While the service has now caught up and referrals for the rest of 2020 far exceeded what they would have been in the equivalent period the previous year, Dr Lally says there is a suggestion that as a result of people not seeking help for skin changes or being reluctant to contact their GP, they may present with later more advanced disease.
“I think it will take five years for us to really see the impact of Covid on delayed presentations so we can look at it properly, but there is a suggestion that more advanced tumours were presenting in the later, say, third quarter, fourth quarter of last year,” she says.
The Covid pandemic also led to innovations in healthcare and in July 2020 Dr Lally and her colleagues at SVUH, including consultant dermatologist Dr Bláithín Moriarty, established the St Vincent’s Healthcare Group (SVHG) strategic skin cancer network.
One of the first of its kind in Ireland, this is a multidisciplinary network with collaboration between all the specialties that manage skin cancer including, dermatology, plastic surgery, oncologic surgery, histopathology, radiology, medical oncology, radiation oncology, ENT and opthalmology. The network team also includes skin cancer clinical nurse specialists and a patient representative.
The network facilitates multidisciplinary clinics for patients with high-risk skin cancer so patients see all the specialists they need to on same day.
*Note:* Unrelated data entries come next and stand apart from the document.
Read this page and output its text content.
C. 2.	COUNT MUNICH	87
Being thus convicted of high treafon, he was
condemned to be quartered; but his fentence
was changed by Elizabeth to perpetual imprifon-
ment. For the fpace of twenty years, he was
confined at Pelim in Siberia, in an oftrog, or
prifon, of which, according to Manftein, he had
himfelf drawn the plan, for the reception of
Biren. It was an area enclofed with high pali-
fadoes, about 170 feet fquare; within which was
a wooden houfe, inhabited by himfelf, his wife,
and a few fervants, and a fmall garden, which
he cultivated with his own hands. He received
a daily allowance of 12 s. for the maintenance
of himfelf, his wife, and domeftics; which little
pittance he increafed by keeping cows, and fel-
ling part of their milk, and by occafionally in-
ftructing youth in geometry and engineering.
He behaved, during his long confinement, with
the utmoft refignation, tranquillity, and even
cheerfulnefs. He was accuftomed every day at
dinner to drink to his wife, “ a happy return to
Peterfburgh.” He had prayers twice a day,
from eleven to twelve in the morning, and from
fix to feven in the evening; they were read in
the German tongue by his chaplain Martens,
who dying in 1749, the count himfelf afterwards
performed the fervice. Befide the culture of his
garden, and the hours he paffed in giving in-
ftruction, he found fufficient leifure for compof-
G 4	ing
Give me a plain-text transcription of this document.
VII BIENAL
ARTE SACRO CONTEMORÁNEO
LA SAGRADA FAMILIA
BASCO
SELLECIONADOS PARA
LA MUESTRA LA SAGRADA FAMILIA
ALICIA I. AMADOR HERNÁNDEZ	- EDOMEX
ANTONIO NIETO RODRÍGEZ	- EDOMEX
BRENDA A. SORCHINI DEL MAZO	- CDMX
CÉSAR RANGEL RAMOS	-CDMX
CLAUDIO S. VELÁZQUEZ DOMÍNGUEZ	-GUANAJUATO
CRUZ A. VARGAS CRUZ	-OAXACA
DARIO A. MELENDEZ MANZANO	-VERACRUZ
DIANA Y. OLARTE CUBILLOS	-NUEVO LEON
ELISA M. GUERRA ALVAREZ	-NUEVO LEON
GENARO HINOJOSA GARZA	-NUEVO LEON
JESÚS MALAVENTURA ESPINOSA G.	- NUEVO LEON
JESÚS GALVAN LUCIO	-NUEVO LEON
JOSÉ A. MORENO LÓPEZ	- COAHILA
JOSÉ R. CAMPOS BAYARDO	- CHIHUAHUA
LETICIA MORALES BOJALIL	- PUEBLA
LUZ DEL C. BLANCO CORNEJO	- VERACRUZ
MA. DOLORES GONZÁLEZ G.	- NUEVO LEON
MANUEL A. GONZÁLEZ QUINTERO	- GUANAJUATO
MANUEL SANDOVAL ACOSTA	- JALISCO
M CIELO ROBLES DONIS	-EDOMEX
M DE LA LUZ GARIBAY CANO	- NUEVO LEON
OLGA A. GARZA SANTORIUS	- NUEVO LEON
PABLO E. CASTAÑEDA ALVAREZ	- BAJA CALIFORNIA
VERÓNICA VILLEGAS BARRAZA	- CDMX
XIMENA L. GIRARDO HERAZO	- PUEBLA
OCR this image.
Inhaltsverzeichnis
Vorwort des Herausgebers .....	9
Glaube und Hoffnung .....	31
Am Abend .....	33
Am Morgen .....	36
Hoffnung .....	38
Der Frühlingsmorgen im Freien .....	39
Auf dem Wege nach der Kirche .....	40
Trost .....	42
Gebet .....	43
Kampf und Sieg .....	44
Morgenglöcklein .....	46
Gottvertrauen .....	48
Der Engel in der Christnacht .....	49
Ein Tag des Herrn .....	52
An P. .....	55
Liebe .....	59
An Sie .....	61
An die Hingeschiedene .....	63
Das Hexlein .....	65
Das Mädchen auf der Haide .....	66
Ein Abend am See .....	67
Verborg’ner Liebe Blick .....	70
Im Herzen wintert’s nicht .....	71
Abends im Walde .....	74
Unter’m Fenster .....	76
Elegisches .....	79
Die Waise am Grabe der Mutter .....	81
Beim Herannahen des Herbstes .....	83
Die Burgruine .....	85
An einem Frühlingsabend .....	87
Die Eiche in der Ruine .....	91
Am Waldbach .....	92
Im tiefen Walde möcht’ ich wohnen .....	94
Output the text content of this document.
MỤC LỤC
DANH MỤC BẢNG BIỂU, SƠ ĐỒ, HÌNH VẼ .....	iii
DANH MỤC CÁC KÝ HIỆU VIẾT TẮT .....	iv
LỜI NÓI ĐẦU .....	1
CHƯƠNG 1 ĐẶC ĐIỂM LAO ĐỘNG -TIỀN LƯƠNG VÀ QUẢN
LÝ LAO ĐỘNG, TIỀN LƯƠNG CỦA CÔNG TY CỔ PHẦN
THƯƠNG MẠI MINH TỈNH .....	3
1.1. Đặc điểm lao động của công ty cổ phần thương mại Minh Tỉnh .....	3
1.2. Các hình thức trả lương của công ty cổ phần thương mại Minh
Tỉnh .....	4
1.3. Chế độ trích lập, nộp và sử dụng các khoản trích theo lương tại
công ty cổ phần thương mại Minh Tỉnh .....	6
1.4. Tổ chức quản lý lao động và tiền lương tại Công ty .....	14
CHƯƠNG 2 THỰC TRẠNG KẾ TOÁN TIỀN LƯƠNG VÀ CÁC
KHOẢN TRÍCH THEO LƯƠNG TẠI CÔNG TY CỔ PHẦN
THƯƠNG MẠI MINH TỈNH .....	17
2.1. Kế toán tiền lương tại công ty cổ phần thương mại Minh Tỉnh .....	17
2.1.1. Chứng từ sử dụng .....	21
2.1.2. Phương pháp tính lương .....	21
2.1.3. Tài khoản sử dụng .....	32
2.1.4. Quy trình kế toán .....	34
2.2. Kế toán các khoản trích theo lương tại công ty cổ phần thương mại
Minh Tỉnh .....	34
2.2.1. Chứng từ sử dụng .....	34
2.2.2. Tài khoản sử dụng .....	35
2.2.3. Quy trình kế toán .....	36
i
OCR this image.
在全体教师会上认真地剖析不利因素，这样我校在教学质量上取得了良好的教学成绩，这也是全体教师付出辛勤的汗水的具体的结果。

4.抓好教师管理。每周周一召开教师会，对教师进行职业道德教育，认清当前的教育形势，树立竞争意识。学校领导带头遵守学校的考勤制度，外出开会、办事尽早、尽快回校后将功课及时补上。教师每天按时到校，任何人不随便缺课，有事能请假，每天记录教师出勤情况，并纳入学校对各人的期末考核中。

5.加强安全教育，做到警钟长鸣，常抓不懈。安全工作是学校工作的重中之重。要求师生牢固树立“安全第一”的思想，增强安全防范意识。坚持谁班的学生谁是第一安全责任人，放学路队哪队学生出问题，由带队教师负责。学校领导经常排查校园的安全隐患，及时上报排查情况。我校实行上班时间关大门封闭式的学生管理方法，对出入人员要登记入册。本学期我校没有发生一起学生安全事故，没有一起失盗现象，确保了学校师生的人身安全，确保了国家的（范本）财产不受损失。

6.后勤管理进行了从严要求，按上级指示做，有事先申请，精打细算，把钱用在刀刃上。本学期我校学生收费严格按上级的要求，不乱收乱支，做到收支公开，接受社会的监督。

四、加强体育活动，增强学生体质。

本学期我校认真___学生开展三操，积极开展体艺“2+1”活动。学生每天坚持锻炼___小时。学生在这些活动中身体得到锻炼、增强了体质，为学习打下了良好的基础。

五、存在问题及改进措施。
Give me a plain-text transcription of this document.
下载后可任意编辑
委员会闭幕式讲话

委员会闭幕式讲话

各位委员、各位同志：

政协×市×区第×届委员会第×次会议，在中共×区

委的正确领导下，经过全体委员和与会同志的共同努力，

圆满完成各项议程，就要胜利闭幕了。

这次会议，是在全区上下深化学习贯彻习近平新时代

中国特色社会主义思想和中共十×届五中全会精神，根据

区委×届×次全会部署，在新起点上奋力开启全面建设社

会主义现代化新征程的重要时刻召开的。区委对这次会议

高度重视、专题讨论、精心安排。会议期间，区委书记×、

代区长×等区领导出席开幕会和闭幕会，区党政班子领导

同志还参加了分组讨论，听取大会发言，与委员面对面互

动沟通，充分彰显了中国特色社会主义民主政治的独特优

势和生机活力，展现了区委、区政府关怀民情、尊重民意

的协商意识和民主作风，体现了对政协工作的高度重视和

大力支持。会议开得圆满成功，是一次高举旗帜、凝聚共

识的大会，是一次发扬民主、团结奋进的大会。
This reduces the need for patients to come back to hospital to see other professionals involved in their care at another date, and has reduced hospital visits by 50 per cent.
The new service also offers same-day skin cancer surgery and patients referred within the new network pathway had their wait times to surgical treatment completion reduced by 75 per cent compared with the traditional referral pathway.
Dr Lally says the network has not received any funding to help the development of services, but is supported solely by the clinicians who manage skin cancer in SVUH and wish to improve patient care.
She urges people not to be afraid to seek help if they have concerns about their skin as the service at SVUH has been running safely and successfully throughout the Covid-19 pandemic.
Dr Lally advises the first port of call for anyone concerned about skin cancer is to contact their GP who will then refer them to a dermatologist or plastic surgeon if needed.
Cover up, wear a hat, seek shade, wear sunglasses, avoid the peak sun hours between 11am and 3pm, and put sun factor on the bits that are exposed
She says people need to look out for something new on their skin that looks different, also known as the ugly duckling sign, or something on their skin that is changing and continues to change or a cut that isn’t healing.
In relation to primary prevention of skin cancer, she says the most important thing is photo protection or sunscreen.
“The key thing is cover up, wear a hat, seek shade, wear sunglasses, avoid the peak sun hours between 11am and 3pm, not to get burnt, and put sun factor on the bits that are exposed. I recommend wearing sun factor all year round because then it becomes part of a daily habit – factor 30 or higher with a good star rating, something that you use regularly and reapply.
“Prevention is the best way to approach this but our rates of skin cancer are not going to reduce for a couple of decades unfortunately,” she says.